Tools for building GPU clusters
BSD 3-Clause "New" or "Revised" License
1.25k stars 326 forks source link

Maas Packer Can't Find EFI Partition to Load GRUB After Imaging with DGX 5.4 iso #1217

Closed kschlichter closed 1 year ago

kschlichter commented 2 years ago

My customer is trying to reimage their DGX A100 cluster to DGX OS 5.4. After pushing the image to the DGX A100 and rebooting, the system loads to a GRUB prompt. Manually loading the kernel works, but I can't find the documentation for pointing the Packer image at the right /efi partition to load the kernel for GRUB. I've seen a similar issue mentioned where a user was able to install DGX OS 5.0.5 and then update from there. My customer tried this, but reports that 5.0.5 failed as well, adding:

I see this in the dgs README, "TODO Next: * kernel parameters in MAAS (w/ tags)".
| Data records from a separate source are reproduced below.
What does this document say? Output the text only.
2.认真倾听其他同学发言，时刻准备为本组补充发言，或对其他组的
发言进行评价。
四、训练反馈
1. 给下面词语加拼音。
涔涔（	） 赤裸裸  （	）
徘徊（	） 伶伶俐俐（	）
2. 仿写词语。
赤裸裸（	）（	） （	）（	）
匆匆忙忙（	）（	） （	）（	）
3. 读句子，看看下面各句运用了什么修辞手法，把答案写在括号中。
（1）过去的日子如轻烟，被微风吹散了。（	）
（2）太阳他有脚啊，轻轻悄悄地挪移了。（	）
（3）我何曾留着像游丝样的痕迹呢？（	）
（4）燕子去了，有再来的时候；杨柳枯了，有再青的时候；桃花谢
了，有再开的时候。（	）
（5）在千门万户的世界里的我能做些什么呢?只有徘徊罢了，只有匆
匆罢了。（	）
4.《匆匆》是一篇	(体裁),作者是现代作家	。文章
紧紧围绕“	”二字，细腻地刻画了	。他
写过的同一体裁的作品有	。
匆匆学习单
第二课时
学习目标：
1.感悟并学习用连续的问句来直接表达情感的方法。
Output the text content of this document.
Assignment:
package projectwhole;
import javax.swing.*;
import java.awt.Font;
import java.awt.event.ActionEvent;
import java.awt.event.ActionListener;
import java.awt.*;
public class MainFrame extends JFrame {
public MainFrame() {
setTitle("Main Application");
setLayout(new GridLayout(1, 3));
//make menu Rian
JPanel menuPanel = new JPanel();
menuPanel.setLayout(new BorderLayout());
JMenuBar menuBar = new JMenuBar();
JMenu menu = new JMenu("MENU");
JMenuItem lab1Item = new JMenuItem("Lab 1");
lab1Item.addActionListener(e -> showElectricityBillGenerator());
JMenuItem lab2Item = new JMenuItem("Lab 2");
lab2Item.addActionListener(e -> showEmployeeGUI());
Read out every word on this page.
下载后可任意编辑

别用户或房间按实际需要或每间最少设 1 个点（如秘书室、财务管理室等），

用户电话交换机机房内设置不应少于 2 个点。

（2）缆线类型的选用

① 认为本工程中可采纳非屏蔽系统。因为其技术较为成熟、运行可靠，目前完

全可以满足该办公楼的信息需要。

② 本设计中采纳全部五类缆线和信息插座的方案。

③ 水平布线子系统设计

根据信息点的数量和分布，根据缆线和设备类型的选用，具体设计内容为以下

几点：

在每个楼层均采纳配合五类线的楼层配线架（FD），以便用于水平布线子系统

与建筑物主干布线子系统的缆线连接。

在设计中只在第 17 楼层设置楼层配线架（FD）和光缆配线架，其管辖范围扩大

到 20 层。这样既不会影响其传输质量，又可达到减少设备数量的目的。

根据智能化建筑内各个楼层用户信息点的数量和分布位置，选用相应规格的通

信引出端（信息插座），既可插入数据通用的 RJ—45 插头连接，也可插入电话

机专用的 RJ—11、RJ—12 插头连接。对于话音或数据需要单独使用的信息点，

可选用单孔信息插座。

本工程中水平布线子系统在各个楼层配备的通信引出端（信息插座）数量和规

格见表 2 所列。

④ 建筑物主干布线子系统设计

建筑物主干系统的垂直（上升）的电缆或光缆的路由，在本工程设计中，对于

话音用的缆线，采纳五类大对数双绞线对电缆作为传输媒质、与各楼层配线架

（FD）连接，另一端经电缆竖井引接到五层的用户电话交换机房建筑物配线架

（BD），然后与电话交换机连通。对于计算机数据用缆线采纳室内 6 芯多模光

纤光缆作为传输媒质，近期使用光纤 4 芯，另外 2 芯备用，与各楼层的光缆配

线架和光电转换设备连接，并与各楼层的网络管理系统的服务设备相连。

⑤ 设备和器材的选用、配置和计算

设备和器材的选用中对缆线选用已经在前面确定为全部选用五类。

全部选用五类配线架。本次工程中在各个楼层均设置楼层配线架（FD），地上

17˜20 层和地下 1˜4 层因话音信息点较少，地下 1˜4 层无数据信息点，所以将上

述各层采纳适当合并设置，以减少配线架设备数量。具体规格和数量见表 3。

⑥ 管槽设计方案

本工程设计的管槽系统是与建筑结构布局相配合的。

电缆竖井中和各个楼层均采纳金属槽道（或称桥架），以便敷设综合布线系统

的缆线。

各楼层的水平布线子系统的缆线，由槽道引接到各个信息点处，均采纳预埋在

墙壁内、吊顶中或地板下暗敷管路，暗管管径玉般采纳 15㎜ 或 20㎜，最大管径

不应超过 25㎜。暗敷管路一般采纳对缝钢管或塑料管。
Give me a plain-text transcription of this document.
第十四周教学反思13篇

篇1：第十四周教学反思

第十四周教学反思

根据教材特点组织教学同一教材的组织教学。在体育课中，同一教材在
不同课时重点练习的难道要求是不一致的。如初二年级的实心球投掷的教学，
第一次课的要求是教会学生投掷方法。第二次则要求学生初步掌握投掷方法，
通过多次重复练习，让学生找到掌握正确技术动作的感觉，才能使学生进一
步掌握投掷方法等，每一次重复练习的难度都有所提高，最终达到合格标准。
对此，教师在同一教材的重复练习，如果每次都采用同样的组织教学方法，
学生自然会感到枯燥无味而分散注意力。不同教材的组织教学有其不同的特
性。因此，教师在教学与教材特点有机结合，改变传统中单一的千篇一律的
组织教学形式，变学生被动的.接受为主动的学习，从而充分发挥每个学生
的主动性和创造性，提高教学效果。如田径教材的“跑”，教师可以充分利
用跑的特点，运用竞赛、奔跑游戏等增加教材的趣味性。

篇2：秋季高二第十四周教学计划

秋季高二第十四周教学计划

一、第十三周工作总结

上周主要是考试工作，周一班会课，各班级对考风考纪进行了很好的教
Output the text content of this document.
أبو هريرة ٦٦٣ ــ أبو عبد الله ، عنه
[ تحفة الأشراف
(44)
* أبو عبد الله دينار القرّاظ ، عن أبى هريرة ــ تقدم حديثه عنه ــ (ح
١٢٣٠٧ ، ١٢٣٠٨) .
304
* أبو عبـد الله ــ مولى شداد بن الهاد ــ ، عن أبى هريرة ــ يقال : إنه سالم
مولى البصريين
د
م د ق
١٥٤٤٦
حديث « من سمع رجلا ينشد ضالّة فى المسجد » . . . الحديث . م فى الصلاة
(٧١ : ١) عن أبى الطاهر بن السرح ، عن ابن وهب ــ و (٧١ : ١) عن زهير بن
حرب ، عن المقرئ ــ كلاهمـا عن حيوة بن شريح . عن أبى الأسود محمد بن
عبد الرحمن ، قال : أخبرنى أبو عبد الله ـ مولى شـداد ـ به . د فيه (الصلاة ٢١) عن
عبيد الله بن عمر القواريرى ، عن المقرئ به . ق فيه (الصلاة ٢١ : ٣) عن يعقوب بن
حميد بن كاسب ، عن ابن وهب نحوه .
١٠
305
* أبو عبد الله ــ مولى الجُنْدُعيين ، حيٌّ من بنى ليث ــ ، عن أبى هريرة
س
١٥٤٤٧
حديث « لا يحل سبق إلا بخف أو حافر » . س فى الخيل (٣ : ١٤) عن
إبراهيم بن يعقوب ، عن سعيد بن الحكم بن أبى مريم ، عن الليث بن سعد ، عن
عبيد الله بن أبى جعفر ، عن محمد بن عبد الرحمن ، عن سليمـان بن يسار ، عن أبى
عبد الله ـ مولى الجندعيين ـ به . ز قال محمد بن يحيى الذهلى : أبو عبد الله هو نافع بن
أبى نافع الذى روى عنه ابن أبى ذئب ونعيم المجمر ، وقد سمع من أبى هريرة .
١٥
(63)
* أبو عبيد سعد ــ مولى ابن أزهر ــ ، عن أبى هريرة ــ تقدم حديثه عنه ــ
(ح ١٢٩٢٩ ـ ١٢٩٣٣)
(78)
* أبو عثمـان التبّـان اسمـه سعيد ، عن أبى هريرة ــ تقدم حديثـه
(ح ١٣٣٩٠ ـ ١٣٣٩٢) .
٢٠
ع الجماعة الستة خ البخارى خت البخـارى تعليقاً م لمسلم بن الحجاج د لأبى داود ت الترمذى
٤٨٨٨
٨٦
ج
I can't seem to find any documents on this "TODO" for maas kernel parameters. Could this be the issue? Do you know of any documentation showing this?

The original text is below:

I was able to build and use the image with Maas. The packer image seems to want to use /efi/boot/grub64.efi after the installation, but this doesn't exist (see attached image), which then loads me to the grub command shell.

Looks like /efi is on a separate partition

I can load it manually using:

set root=(md/0)

set prefix=(md/0)/boot/grub

insmod normal

normal

This will then allow me to select the DGX os and boot up to finish a "successful" maas deployment.

I'm sure i can figure a way to "jimmy rig" this to work, but thought I would throw it y'alls way to see if you have a quick and easy solution before i custom your already custom packer image.

biocyberman commented 2 years ago

We are also impacted by this issue.

github-actions[bot] commented 1 year ago

This issue is stale because it has been open for 60 days with no activity. Please update the issue or it will be closed in 7 days.